Give a few days, 70 years ago Guernsey statesman were taken to task by this paper for failing to address the issue of traffic congestion in Victoria Avenue where, twice a week, throughout the football season, car-loving fans would inch their way out onto the seafront post-games.
That, of course, was when Guernsey football had ‘crowds’.
A cool 12,000-plus watched the 1949 final at The Track, a number bettered to 12,692 two years later.
Last Saturday, admittedly very wet, very miserable and the penultimate one before Christmas, a resurgent Green Lions were watched by a shade under 400 at Footes Lane.
Crowd and traffic control was clearly a problem back in those early post-Occupation days, but it is not now.
So why this interminably frustrating delay in handing the Guernsey FA and Guernsey FA the green light to develop a new stadium next to The Track?
The detailed plans have been with the Development and Planning Authority since March and Inside Track has learned that if permissions are not given in the next few weeks the January window to utilise the seven-figure financial boost from the Football Association in England will be shut.

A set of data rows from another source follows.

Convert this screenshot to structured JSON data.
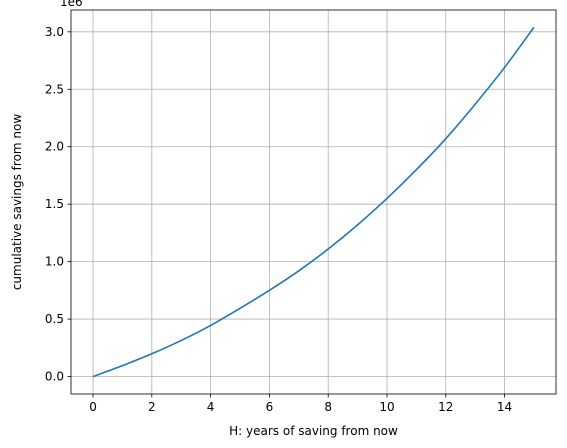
{
  "chart_data": {
    "type": "line",
    "title": "",
    "xlabel": "H: years of saving from now",
    "ylabel": "cumulative savings from now",
    "y_offset_text": "1e6",
    "xlim": [
      -0.75,
      15.75
    ],
    "ylim": [
      -0.152,
      3.19
    ],
    "x_ticks": [
      0,
      2,
      4,
      6,
      8,
      10,
      12,
      14
    ],
    "x_tick_labels": [
      "0",
      "2",
      "4",
      "6",
      "8",
      "10",
      "12",
      "14"
    ],
    "y_ticks": [
      0.0,
      0.5,
      1.0,
      1.5,
      2.0,
      2.5,
      3.0
    ],
    "y_tick_labels": [
      "0.0",
      "0.5",
      "1.0",
      "1.5",
      "2.0",
      "2.5",
      "3.0"
    ],
    "grid": true,
    "colors": {
      "line": "#1f77b4",
      "grid": "#b0b0b0",
      "axes": "#000000"
    },
    "series": [
      {
        "x": [
          0,
          1,
          2,
          3,
          4,
          5,
          6,
          7,
          8,
          9,
          10,
          11,
          12,
          13,
          14,
          15
        ],
        "y": [
          0.0,
          0.095,
          0.198,
          0.314,
          0.445,
          0.594,
          0.75,
          0.92,
          1.11,
          1.32,
          1.55,
          1.8,
          2.07,
          2.37,
          2.69,
          3.04
        ]
      }
    ]
  }
}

Whether that window of lovely, much-needed money to fund the project reopens any time soon is open to doubt, say deeply frustrated sources.
For point of record, the 1949 commentator suggested that the way to dispense with traffic issues back then was to make Victoria Avenue, or Track Lane, whichever you prefer, a one-way street with exit only via the ‘Rabbit Warren Lane’ that leads out towards Pitronnerie.

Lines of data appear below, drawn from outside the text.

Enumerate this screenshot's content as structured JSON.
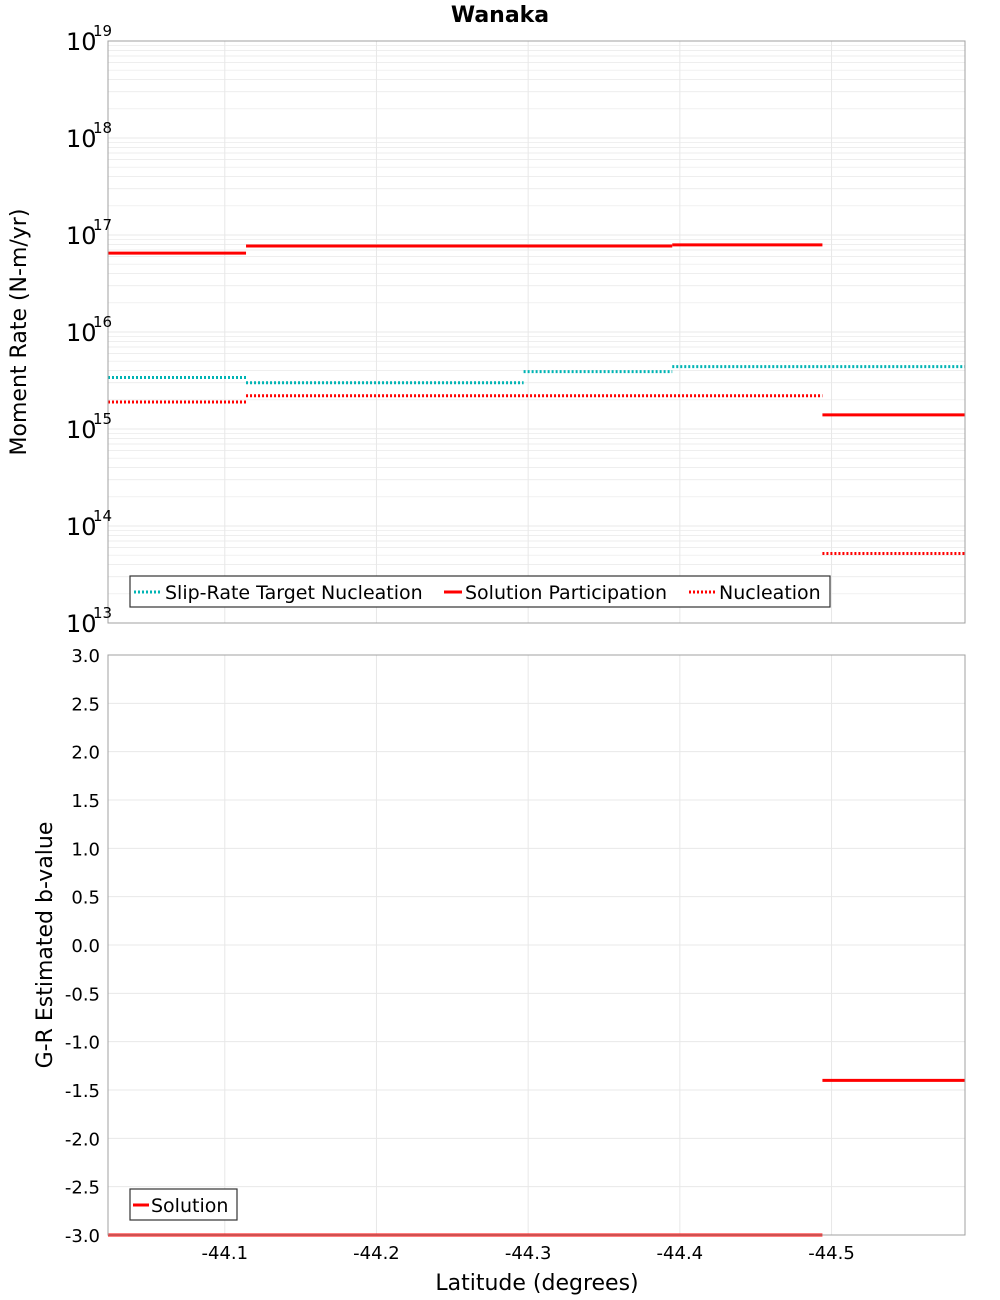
{
  "title": "Wanaka",
  "colors": {
    "target": "#00b4b4",
    "solution": "#ff0000",
    "grid": "#e8e8e8",
    "frame": "#a0a0a0"
  },
  "chart_data": [
    {
      "type": "line",
      "style": "step",
      "title": "Wanaka",
      "xlabel": "",
      "ylabel": "Moment Rate (N-m/yr)",
      "yscale": "log",
      "xlim": [
        -44.023,
        -44.588
      ],
      "ylim": [
        10000000000000.0,
        1e+19
      ],
      "ytick_exponents": [
        13,
        14,
        15,
        16,
        17,
        18,
        19
      ],
      "grid": true,
      "legend_position": "bottom-left",
      "series": [
        {
          "name": "Slip-Rate Target Nucleation",
          "dash": "dotted",
          "color": "#00b4b4",
          "segments": [
            {
              "x": [
                -44.023,
                -44.114
              ],
              "y": 3400000000000000.0
            },
            {
              "x": [
                -44.114,
                -44.297
              ],
              "y": 3000000000000000.0
            },
            {
              "x": [
                -44.297,
                -44.395
              ],
              "y": 3900000000000000.0
            },
            {
              "x": [
                -44.395,
                -44.588
              ],
              "y": 4400000000000000.0
            }
          ]
        },
        {
          "name": "Solution Participation",
          "dash": "solid",
          "color": "#ff0000",
          "segments": [
            {
              "x": [
                -44.023,
                -44.114
              ],
              "y": 6.5e+16
            },
            {
              "x": [
                -44.114,
                -44.395
              ],
              "y": 7.7e+16
            },
            {
              "x": [
                -44.395,
                -44.494
              ],
              "y": 7.9e+16
            },
            {
              "x": [
                -44.494,
                -44.588
              ],
              "y": 1400000000000000.0
            }
          ]
        },
        {
          "name": "Nucleation",
          "dash": "dotted",
          "color": "#ff0000",
          "segments": [
            {
              "x": [
                -44.023,
                -44.114
              ],
              "y": 1900000000000000.0
            },
            {
              "x": [
                -44.114,
                -44.494
              ],
              "y": 2200000000000000.0
            },
            {
              "x": [
                -44.494,
                -44.588
              ],
              "y": 52000000000000.0
            }
          ]
        }
      ]
    },
    {
      "type": "line",
      "style": "step",
      "xlabel": "Latitude (degrees)",
      "ylabel": "G-R Estimated b-value",
      "xlim": [
        -44.023,
        -44.588
      ],
      "ylim": [
        -3.0,
        3.0
      ],
      "yticks": [
        "3.0",
        "2.5",
        "2.0",
        "1.5",
        "1.0",
        "0.5",
        "0.0",
        "-0.5",
        "-1.0",
        "-1.5",
        "-2.0",
        "-2.5",
        "-3.0"
      ],
      "xticks": [
        "-44.1",
        "-44.2",
        "-44.3",
        "-44.4",
        "-44.5"
      ],
      "grid": true,
      "legend_position": "bottom-left",
      "series": [
        {
          "name": "Solution",
          "dash": "solid",
          "color": "#ff0000",
          "segments": [
            {
              "x": [
                -44.023,
                -44.494
              ],
              "y": -3.0
            },
            {
              "x": [
                -44.494,
                -44.588
              ],
              "y": -1.4
            }
          ]
        }
      ]
    }
  ]
}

The appeals for reason clearly fell on deaf ears, because the rabbits have remained in relative peace ever since.
. FOOTBALL beats any other sport when it comes to driving opinion.
Eighteen months ago my thought was that Guernsey FC was on its knees, as the original team had understandably run out of steam and the replacements were not up to it. Well, I was wrong.
As GFC crowds continue to ebb away, the tide has turned out on the field and ‘the new team’ are playing some super stuff, matching it with the very best in front of Garenne Stand crowds.
Although the results don’t always come, there is life after Ross, Dom and ‘Cockers’.
Some of the recent performances have been wonderful to watch and while the cutting edge is not there, nobody can complain about the style. I’m loving it.
It remains to be seen how much the potential imminent departure of Charlton Gauvain to Bristol City will halt the upturn, but the coaching group have worked minor wonders and they should be applauded for that.
. COMPARED to football, forging an opinion on rugby is so difficult.
Unless you have played it to a high level and/or grown up within the game, how are we expected to see the underlying qualities of a good loose-head prop or a blindside flanker from 80 metres away?
You can, though, clearly see when a rugby team is stripped on confidence and Raiders’ spirits are understandably low as they queue up for bandaging.
Whether the gloom disperses any time soon it is hard to say, but at least the Guernsey Rugby Club, who have worked so, so hard to find new and extra funding to operate at National Two South level, can take succour from the remarkably consistent and big crowds drawn to home games.
If those crowds were dipping it would be a big worry for GRFC, but I don’t see them seeking a £150,000 grant from their local government any time soon.